Artificial intelligent assistant

warded

I. warded, a.1
    (ˈwɔːdɪd)
    [f. ward n.2 + -ed2.]
    Of a key, lock: Constructed with wards. (Usually with defining word prefixed.)

1572 J. Bossewell Armorie ii. 94 b, This Crosse ought to be figured as a double warded key. 1591 Greene Conny Catch. ii. 25 He..can picke a lock if it be not too crosse warded. 1628 Feltham Resolves ii. xxxiii. 105 Attendants are like to..lockes... If they be such as a stranger may picke..it is very fit to change them instantly. But if they be well warded, they are then good guards of our fame. 1850 Chubb Locks & Keys 8 There was also another lock constructed on the warded principle, but with the addition of a single tumbler. 1853 Hobbs & Tomlinson Locks v. 58 Complex warded locks.

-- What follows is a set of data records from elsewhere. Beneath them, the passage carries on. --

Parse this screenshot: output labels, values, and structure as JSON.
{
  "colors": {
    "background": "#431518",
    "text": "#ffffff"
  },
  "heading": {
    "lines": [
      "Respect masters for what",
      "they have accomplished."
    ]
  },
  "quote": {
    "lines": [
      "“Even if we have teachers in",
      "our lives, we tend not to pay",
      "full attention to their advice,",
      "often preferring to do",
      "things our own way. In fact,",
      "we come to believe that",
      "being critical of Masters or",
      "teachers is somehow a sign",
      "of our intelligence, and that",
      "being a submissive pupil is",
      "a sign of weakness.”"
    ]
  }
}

II. ˈwarded, a.2 Obs. exc. dial.
    [f. ward n.4 + -ed2.]
    ? Affected with callosity.

1658 W. Gurnall Chr. in Arm. ii. verse 16 xix. 650 Acts of mercy and forgivenesse are with so much difficulty drawn..from those that are Saints, even like milk out of a warded breast. a 1825 Forby Voc. E. Anglia s.v. Ward v., The hands of hard working people are said to be warded.

III. ˈwarded, ppl. a.1
    (ˈwɔːdɪd)
    [f. ward v.1 + -ed1.]
     1. Detained ‘in ward’, imprisoned. Sc. Obs.

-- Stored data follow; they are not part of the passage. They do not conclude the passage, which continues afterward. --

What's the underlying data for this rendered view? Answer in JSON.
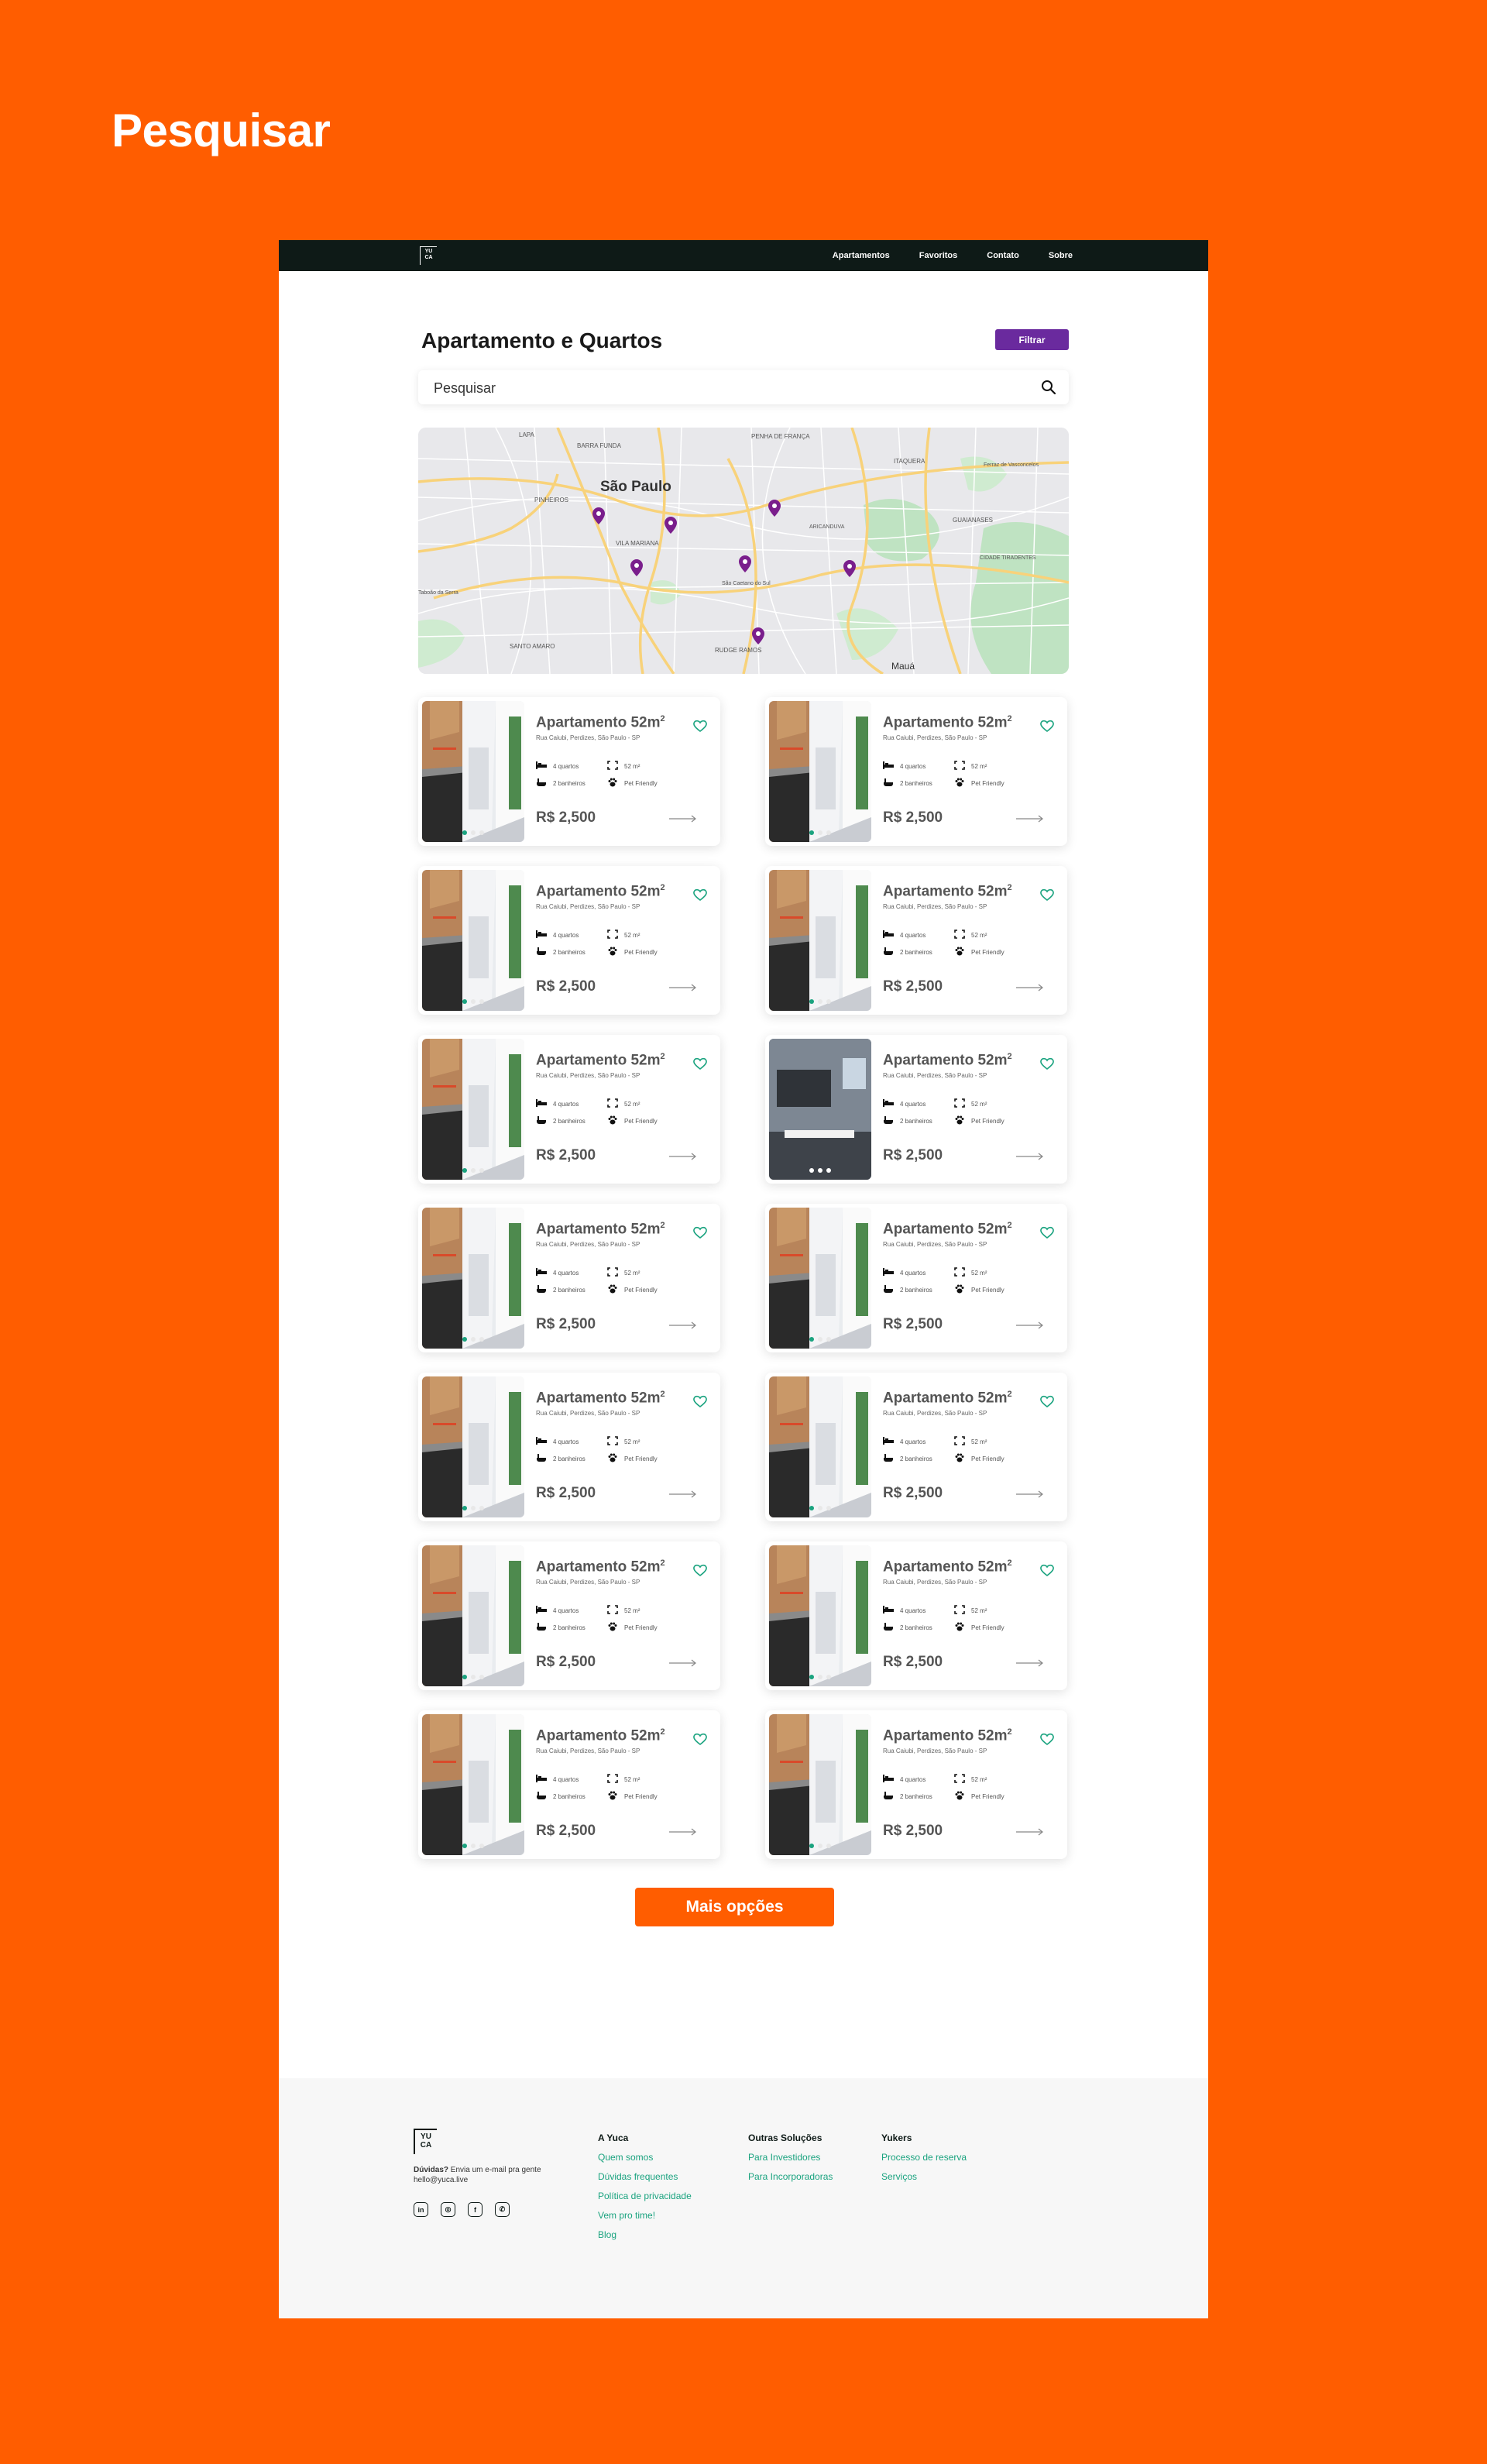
{
  "page": {
    "heading": "Pesquisar"
  },
  "nav": {
    "logo_top": "YU",
    "logo_bottom": "CA",
    "items": [
      "Apartamentos",
      "Favoritos",
      "Contato",
      "Sobre"
    ]
  },
  "main": {
    "title": "Apartamento e Quartos",
    "filter_label": "Filtrar",
    "search_placeholder": "Pesquisar",
    "map": {
      "labels": [
        "São Paulo",
        "LAPA",
        "BARRA FUNDA",
        "PENHA DE FRANÇA",
        "ITAQUERA",
        "PINHEIROS",
        "VILA MARIANA",
        "ARICANDUVA",
        "GUAIANASES",
        "CIDADE TIRADENTES",
        "SANTO AMARO",
        "RUDGE RAMOS",
        "Mauá",
        "São Caetano do Sul",
        "Taboão da Serra",
        "Ferraz de Vasconcelos"
      ]
    }
  },
  "listings": [
    {
      "name": "Apartamento 52m",
      "sup": "2",
      "address": "Rua Caiubi, Perdizes, São Paulo - SP",
      "rooms": "4 quartos",
      "area": "52 m²",
      "baths": "2 banheiros",
      "pet": "Pet Friendly",
      "price": "R$ 2,500",
      "photo": "kitchen"
    },
    {
      "name": "Apartamento 52m",
      "sup": "2",
      "address": "Rua Caiubi, Perdizes, São Paulo - SP",
      "rooms": "4 quartos",
      "area": "52 m²",
      "baths": "2 banheiros",
      "pet": "Pet Friendly",
      "price": "R$ 2,500",
      "photo": "kitchen"
    },
    {
      "name": "Apartamento 52m",
      "sup": "2",
      "address": "Rua Caiubi, Perdizes, São Paulo - SP",
      "rooms": "4 quartos",
      "area": "52 m²",
      "baths": "2 banheiros",
      "pet": "Pet Friendly",
      "price": "R$ 2,500",
      "photo": "kitchen"
    },
    {
      "name": "Apartamento 52m",
      "sup": "2",
      "address": "Rua Caiubi, Perdizes, São Paulo - SP",
      "rooms": "4 quartos",
      "area": "52 m²",
      "baths": "2 banheiros",
      "pet": "Pet Friendly",
      "price": "R$ 2,500",
      "photo": "kitchen"
    },
    {
      "name": "Apartamento 52m",
      "sup": "2",
      "address": "Rua Caiubi, Perdizes, São Paulo - SP",
      "rooms": "4 quartos",
      "area": "52 m²",
      "baths": "2 banheiros",
      "pet": "Pet Friendly",
      "price": "R$ 2,500",
      "photo": "kitchen"
    },
    {
      "name": "Apartamento 52m",
      "sup": "2",
      "address": "Rua Caiubi, Perdizes, São Paulo - SP",
      "rooms": "4 quartos",
      "area": "52 m²",
      "baths": "2 banheiros",
      "pet": "Pet Friendly",
      "price": "R$ 2,500",
      "photo": "living"
    },
    {
      "name": "Apartamento 52m",
      "sup": "2",
      "address": "Rua Caiubi, Perdizes, São Paulo - SP",
      "rooms": "4 quartos",
      "area": "52 m²",
      "baths": "2 banheiros",
      "pet": "Pet Friendly",
      "price": "R$ 2,500",
      "photo": "kitchen"
    },
    {
      "name": "Apartamento 52m",
      "sup": "2",
      "address": "Rua Caiubi, Perdizes, São Paulo - SP",
      "rooms": "4 quartos",
      "area": "52 m²",
      "baths": "2 banheiros",
      "pet": "Pet Friendly",
      "price": "R$ 2,500",
      "photo": "kitchen"
    },
    {
      "name": "Apartamento 52m",
      "sup": "2",
      "address": "Rua Caiubi, Perdizes, São Paulo - SP",
      "rooms": "4 quartos",
      "area": "52 m²",
      "baths": "2 banheiros",
      "pet": "Pet Friendly",
      "price": "R$ 2,500",
      "photo": "kitchen"
    },
    {
      "name": "Apartamento 52m",
      "sup": "2",
      "address": "Rua Caiubi, Perdizes, São Paulo - SP",
      "rooms": "4 quartos",
      "area": "52 m²",
      "baths": "2 banheiros",
      "pet": "Pet Friendly",
      "price": "R$ 2,500",
      "photo": "kitchen"
    },
    {
      "name": "Apartamento 52m",
      "sup": "2",
      "address": "Rua Caiubi, Perdizes, São Paulo - SP",
      "rooms": "4 quartos",
      "area": "52 m²",
      "baths": "2 banheiros",
      "pet": "Pet Friendly",
      "price": "R$ 2,500",
      "photo": "kitchen"
    },
    {
      "name": "Apartamento 52m",
      "sup": "2",
      "address": "Rua Caiubi, Perdizes, São Paulo - SP",
      "rooms": "4 quartos",
      "area": "52 m²",
      "baths": "2 banheiros",
      "pet": "Pet Friendly",
      "price": "R$ 2,500",
      "photo": "kitchen"
    },
    {
      "name": "Apartamento 52m",
      "sup": "2",
      "address": "Rua Caiubi, Perdizes, São Paulo - SP",
      "rooms": "4 quartos",
      "area": "52 m²",
      "baths": "2 banheiros",
      "pet": "Pet Friendly",
      "price": "R$ 2,500",
      "photo": "kitchen"
    },
    {
      "name": "Apartamento 52m",
      "sup": "2",
      "address": "Rua Caiubi, Perdizes, São Paulo - SP",
      "rooms": "4 quartos",
      "area": "52 m²",
      "baths": "2 banheiros",
      "pet": "Pet Friendly",
      "price": "R$ 2,500",
      "photo": "kitchen"
    }
  ],
  "more_label": "Mais opções",
  "footer": {
    "logo_top": "YU",
    "logo_bottom": "CA",
    "doubt_bold": "Dúvidas?",
    "doubt_text": " Envia um e-mail pra gente",
    "email": "hello@yuca.live",
    "socials": [
      "in",
      "◎",
      "f",
      "✆"
    ],
    "columns": [
      {
        "title": "A Yuca",
        "links": [
          "Quem somos",
          "Dúvidas frequentes",
          "Política de privacidade",
          "Vem pro time!",
          "Blog"
        ]
      },
      {
        "title": "Outras Soluções",
        "links": [
          "Para Investidores",
          "Para Incorporadoras"
        ]
      },
      {
        "title": "Yukers",
        "links": [
          "Processo de reserva",
          "Serviços"
        ]
      }
    ]
  },
  "colors": {
    "brand_orange": "#FF5D00",
    "nav_dark": "#0E1A17",
    "accent_purple": "#6A2A9E",
    "accent_green": "#1AA37F"
  }
}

c 1610 J. Forbes Certain Rec. (Wodrow Soc.) ii. viii. 455 The guard came..with a warrand to receive the warded ministers, and convoy them to the Councell.

    2. Furnished with a protective padding; guarded.

1853 Dickens Bleak Ho. i, Running their goat-hair and horse-hair warded heads against walls of words.

IV. warded, ppl. a.2
    (ˈwɔːdɪd)
    [f. ward v.2, aphetic form of ‘award’ + -ed1.]
    (See quot.)

1894 Northumbld. Gloss., 768 Warded, assigned, set out, awarded by commissioners appointed to carry out the division of common lands. Warded roads, the roads thus set out.